Il consiglio comunale era chiamato ad approvare due distinte operazioni: un aumento di capitale e la relativa offerta pubblica di sottoscrizione, l’offerta pubblica di vendita delle azioni di Rimini Congressi che in questo modo passerà dal 65 per cento a circa il 41 per cento di IEG. In questo modo saranno raccolti circa 70 milioni di euro, 45 milioni dalla sottoscrizione e 25 dalla OPV. Con quali obiettivi? Sostenere il programma di sviluppo e di investimenti di IEG, dimezzare il debito contratto per la realizzazione del Palacongressi.
Cagnoni ha spiegato che non si deve interrompere il percorso di crescita della società e che la quotazione in Borsa è il primo passo verso traguardi ancora più ambiziosi di quelli finora raggiunti.
IEG ha adottato un business plan che prevede la costruzione di nuovi padiglioni sia a Vicenza che a Rimini (fra cui anche quello circolare per gli eventi di spettacolo) e investimenti sui prodotti. Sono finanziati dal reddito prodotto dalla società, anche se in alcuni anni l’esposizione debitoria sarà maggiore. Quindi non si va in Borsa per stato di necessità, - è il mantra di Cagnoni da sempre - ma per acquisire ulteriori risorse che potrebbero servire per nuove acquisizioni o aggregazioni al momento non prevedibili. Peraltro, IEG, sarebbe il terzo gruppo fieristico che accede alla quotazione, per ora ci sono solo Milano e Basilea. Se si resta sopra il 50 per cento – ecco la risposta alla prima obiezione - le risorse raccolte sono inadeguate. Nemmeno è possibile rinunciare alla vendita delle azioni di Rimini Congressi, perché con la sola sottoscrizione si avrebbe comunque una diluizione delle quote pubbliche e la discesa sotto la quota del 50 per cento.

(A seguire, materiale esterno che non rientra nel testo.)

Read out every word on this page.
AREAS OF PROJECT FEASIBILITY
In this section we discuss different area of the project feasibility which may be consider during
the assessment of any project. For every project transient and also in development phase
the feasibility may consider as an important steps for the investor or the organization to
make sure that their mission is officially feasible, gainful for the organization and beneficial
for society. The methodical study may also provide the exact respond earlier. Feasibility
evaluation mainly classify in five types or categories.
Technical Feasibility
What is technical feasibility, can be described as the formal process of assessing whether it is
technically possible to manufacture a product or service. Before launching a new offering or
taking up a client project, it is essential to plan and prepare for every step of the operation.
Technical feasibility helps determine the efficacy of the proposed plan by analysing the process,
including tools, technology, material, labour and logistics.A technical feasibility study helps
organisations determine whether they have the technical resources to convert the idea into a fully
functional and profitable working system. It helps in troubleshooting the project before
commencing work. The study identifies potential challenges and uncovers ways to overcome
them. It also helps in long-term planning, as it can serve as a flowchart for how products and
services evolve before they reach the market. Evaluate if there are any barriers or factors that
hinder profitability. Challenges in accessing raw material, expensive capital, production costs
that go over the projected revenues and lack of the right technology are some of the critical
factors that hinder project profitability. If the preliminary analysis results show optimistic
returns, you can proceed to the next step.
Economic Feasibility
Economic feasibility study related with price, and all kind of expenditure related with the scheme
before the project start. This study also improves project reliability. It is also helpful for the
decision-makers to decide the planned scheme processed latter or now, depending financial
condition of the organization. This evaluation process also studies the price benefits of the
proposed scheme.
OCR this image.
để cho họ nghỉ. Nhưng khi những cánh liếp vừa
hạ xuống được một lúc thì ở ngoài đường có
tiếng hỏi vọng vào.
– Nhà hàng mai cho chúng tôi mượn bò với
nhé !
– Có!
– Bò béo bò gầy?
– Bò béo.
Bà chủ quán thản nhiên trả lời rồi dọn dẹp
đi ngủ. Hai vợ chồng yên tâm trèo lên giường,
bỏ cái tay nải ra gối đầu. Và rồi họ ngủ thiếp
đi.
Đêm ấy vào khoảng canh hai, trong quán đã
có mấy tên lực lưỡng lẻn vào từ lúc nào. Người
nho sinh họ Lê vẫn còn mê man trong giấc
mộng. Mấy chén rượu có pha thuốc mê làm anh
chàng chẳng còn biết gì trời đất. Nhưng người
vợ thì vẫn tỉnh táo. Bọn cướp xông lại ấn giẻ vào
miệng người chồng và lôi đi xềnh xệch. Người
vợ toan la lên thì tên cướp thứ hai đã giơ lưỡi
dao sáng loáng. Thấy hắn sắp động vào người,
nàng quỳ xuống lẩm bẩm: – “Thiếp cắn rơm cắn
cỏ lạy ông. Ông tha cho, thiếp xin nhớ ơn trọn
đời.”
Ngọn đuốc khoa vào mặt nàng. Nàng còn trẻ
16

Il rischio di perdere la governance dell’azienda? Cagnoni ha ribadito che con tutti i meccanismi previsti (voto maggiorato per tre anni, unanimità del consiglio e maggioranza dei due terzi in assemblea per le questioni strategiche), il rischio è assolutamente scongiurato.
Conclusa l’operazione in Borsa, si potrà pensare a ulteriori passi. Sempre disponibili all’integrazione con Bologna, ma non perché si resta ne confini amministrativi dell’Emiia Romagna, ma perché è un’idea industriale valida. Se per qualche ragione Bologna si tirasse indietro, l’obiettivo dell’integrazione va ricercato con altre realtà. E in Italia sono poche (Verona, Milano) quelle a cui guardare. Cagnoni ha invitato anche a superare una mentalità localistica che vede come un pericolo l’eventuale esportazione di fiere di successo all’estero. “E’ sbagliato – ha detto – pensare di difendere l’attrattività internazionale dei nostri prodotti pensando di farli crescere solo a Rimini. Dobbiamo invece replicarli e posizionarli solo all’estero”.
Il dibattito è stato concluso dal sindaco Andrea Gnassi che ha dato notizie sulle ipotesi di lavoro in campo per migliorare l’accessibilità alla Fiera. Il Comune di Rimini si candida a intercettare i fondi statali (2 miliardi a disposizione) per il potenziamento del trasporto rapido di massa. L’idea è quella di un collegamento rapido su gomma (ma non lo si chiami TRC!) fra la stazione centrale e quella di Rimini Fiera. Se si otterranno i finanziamenti (il nuovo governo li confermerà?), si realizzerà un tracciato dedicato sull’asse stradale esistente.
In discussione con Trenitalia c’è il potenziamento della linea ferroviaria fra Rimini e Santarcangelo. Nella tratta esistenze c’è un problema di cadenza mento dei convogli e potrebbero essere necessari investimenti per aumentare il traffico.
Con Autostrade invece si discute del potenziamento del casello di Rimini Nord e/o dell’apertura di un casello per Rimini Fiera. E infine Gnassi ha proposto (“Non ridete”, ha messo le mani avanti) interventi per migliorare l’accessibilità pedonale e ciclabile.Tutti in Fiera in bicicletta.